Our Father which art in heaven (AV)
Our Father who art in heaven (RSV)

Maybe it was different in the 17th century, but isn't "which" used to reference something whereas "who" is used to reference someone? Saying "Our Father which art in heaven" seems strange to me.


----------



## Phil D. (Jan 12, 2015)

It was a common convention in 17th Century English to use "which" in reference to persons, especially when their function or role (such as "father") was a point of emphasis.


----------



## Miss Marple (Jan 12, 2015)

I always say "who," because I consider "which" to refer to an inanimate object.


----------



## VictorBravo (Jan 12, 2015)

Miss Marple said:


> I always say "who," because I consider "which" to refer to an inanimate object.



True enough for modern usage, but up to the 19th century, it was perfectly acceptable to use "which" as a relative pronoun for persons.

You could probably even make an argument that "which" is more precise than "who" in this case. "Which" distinguishes, "who" merely references.

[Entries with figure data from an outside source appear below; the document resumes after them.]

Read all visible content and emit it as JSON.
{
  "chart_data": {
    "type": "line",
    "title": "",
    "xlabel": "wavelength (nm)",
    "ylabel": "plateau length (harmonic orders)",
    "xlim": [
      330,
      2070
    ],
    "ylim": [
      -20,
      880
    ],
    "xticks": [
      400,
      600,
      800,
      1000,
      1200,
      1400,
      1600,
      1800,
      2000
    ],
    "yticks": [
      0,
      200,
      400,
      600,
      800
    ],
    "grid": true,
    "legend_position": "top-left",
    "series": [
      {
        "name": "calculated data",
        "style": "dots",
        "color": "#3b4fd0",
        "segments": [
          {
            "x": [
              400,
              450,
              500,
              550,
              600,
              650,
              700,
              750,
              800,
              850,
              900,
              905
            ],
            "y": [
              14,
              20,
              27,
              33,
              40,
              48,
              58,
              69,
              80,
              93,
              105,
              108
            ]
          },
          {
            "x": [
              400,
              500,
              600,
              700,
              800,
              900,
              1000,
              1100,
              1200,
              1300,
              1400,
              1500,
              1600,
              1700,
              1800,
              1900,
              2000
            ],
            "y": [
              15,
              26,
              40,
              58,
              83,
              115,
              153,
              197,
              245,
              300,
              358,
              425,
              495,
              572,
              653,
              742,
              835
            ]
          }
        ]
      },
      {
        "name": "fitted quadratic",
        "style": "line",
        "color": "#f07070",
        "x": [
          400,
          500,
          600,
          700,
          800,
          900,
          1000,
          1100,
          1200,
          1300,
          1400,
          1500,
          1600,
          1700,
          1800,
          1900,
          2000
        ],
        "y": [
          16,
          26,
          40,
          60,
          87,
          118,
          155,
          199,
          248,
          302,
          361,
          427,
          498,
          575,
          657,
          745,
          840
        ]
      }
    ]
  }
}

For example: there are two twin brothers and you meet one of them for the first time. You might ask "which one are you?" That's distinguishing. If you meet someone you know nothing about, you might ask, "who are you?" That's getting information.

So, "our Father, which..." distinguishes: He is the one and only heavenly Father as opposed to any other possible father, like a particular Christian family's father that we presume is in heaven after his death.

But that is a quibble. The usage was fine, but modern English now disapproves of it. But when you read older books, you take them on their terms.


----------



## chuckd (Jan 13, 2015)

Phil D. said:


> It was a common convention in 17th Century English to use "which" in reference to persons, especially when their function or role (such as "father") was a point of emphasis.



This is what I suspected. Thanks.


----------



## Pilgrim Standard (Jan 13, 2015)

VictorBravo said:


> Miss Marple said:
> 
> 
> > I always say "who," because I consider "which" to refer to an inanimate object.
> ...



That was brilliant... okay now Call me simple if you will.


----------



## Backwoods Presbyterian (Jan 13, 2015)

VictorBravo said:


> Miss Marple said:
> 
> 
> > I always say "who," because I consider "which" to refer to an inanimate object.
> ...



Thank you for reminding me that my knowledge of English remains on the "second language" level.


----------